Aysun hanım ingilizce iktisat mezunu, eşi ise haftada iki gün Mimar Sinan üniversitesinde klasik perküsyon dersleri veriyor.
gönderdiği mailde işletmesi ile ilgili şöyle dedi:
"İşletmemiz 5 senedir hastalıklardan ari sürü sertifikasına sahip, 200 sağmal kapasiteli sürekli büyüyen bir işletmedir.
Kapalı sistemde, el değmeden sağım yapmakta ve sağım esnasında sütümüzü soğutmaktayız.
Hayvanlarımıza kesinlikle fabrika yemi vermemekte kendi belirlediğimiz tahıl ve otlarla beslemekteyiz.
Hedefimiz çok kaliteli damızlık düve yetiştirmek ve çok kaliteli çiğ süt üretmektir.
Ürettiğimiz sütü günlük olarak ünlü bir yoğurt firmasına satmaktayız."
.
mailleşmemizin üzerinden 3 hafta geçti, her çarşamba sabahı 5lt sütümüz kapımıza geliyor.
şimdiye kadar çok lezzetli, altın kaymaklı yoğurtlar ve sütlaçlar yaptık.
sevgilim yoğurtta annesini, eski günlerini, bende sütlaçta ananemin sıcaklığını buldum.
ayrıca sütlü kahvenin, pudingin bile tadı daha bir başka güzel oluyor.
.
yarın çarşamba, eve ve minik adama mis gibi taze sütten yoğurt yapma günü.
sizde bu harika sütün tadına bakmak ve sipariş vermek istiyorsanız:
aysunthesutcu@gundonumu.biz.tr adresine mail atabilirsiniz.
bu güler yüzlü bayan Aysun the sütçü ve elindeki de kızlarından biri :)

21 Aralık 2009 Pazartesi

Nutella tadında haftasonu...

beklenen gün geldi ve laptopuma kavuştum, 1 haftalık ayrılık 1 ay gibi gelmeye başlamıştı artık.
insan ne çabuk alışıyor yahu, neyse kavuştuk ve herşey yolunda ya gerisi önemli değil ;)
.
soğuk ve kasvetli havaya rağmen gayet keyifli bir haftasonu geçirdik minik adamla.
ara ara sıcak yüzünü gördüğümüz güneş oyun arkadaşımız oldu.
minik adam uyurken kahverengi kartonun üzerine renkli yuvarlaklar yapıştırdım.
ananesinin yaptığı ponponları renklerine göre üzerine yerleştirmeye çalıştık.
aynı renkleri genelde denk getiremedi ama çok keyifle oynadı.
renkler de bir daha ki sefere artık;)

birazda hayvanlar alemine göz attık minik adamla.
markette buldum bu maketleri, hemen attım sepete bir tane.
önce hayvanları tanıdık, kuyruklarını, gözlerini gösterdik, sonra tek tek kitapta aradık onları.
kitap, Hobi yayınlarının resimli hayvanlar sözlüğünün birincisi.
her sayfada bir hayvan resmi koymuşlar, sonuna da karışık.
çok sevmiyor minik adam bu kitabı, sebebini çözemedim ama maketlerin hatırına baktı biraz.
daha güzel bir hayvanlar kitabı öneriniz varsa çok sevinirim.

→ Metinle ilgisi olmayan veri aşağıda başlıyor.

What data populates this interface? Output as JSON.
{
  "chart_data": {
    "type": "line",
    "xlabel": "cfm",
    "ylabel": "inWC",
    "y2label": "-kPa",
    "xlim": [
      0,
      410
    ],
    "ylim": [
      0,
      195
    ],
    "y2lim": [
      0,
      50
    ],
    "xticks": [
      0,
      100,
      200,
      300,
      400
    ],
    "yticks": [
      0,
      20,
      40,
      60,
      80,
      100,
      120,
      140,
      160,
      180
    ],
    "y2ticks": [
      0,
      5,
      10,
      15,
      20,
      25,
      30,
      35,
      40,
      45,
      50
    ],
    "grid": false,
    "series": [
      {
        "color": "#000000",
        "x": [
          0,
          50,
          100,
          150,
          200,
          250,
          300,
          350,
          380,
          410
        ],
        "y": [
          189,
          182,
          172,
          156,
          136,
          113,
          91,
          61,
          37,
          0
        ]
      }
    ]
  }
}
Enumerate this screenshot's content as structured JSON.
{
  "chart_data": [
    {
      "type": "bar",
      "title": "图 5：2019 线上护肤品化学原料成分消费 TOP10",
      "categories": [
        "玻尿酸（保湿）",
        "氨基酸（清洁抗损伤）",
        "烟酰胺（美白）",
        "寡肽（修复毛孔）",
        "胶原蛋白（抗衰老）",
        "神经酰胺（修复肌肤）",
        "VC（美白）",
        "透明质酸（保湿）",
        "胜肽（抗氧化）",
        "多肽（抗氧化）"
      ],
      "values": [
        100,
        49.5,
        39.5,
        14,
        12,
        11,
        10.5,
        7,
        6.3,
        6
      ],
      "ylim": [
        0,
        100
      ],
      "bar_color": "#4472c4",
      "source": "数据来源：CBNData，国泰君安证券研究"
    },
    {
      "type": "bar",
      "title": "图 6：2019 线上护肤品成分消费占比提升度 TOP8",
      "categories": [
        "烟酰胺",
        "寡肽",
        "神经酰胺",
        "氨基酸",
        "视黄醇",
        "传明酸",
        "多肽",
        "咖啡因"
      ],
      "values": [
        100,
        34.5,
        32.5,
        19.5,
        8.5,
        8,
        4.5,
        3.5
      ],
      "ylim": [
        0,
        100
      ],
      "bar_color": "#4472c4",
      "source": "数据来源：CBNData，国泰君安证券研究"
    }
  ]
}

alışveriş yapmayı düşündüğüm bir oyuncak sitesine bakarken aklıma geldi bu oyun.
evde bulduğum köpüğe boyu kısaltılmış çöp şişleri taktım.
tek gereken şişlere geçirebileceği birşeyler bulmaktı.
sonunda dikiş kutusunda bu zamazingoları buldum:)
çok değişik geldi minik adama, uzun bir süre oynadı onlarla.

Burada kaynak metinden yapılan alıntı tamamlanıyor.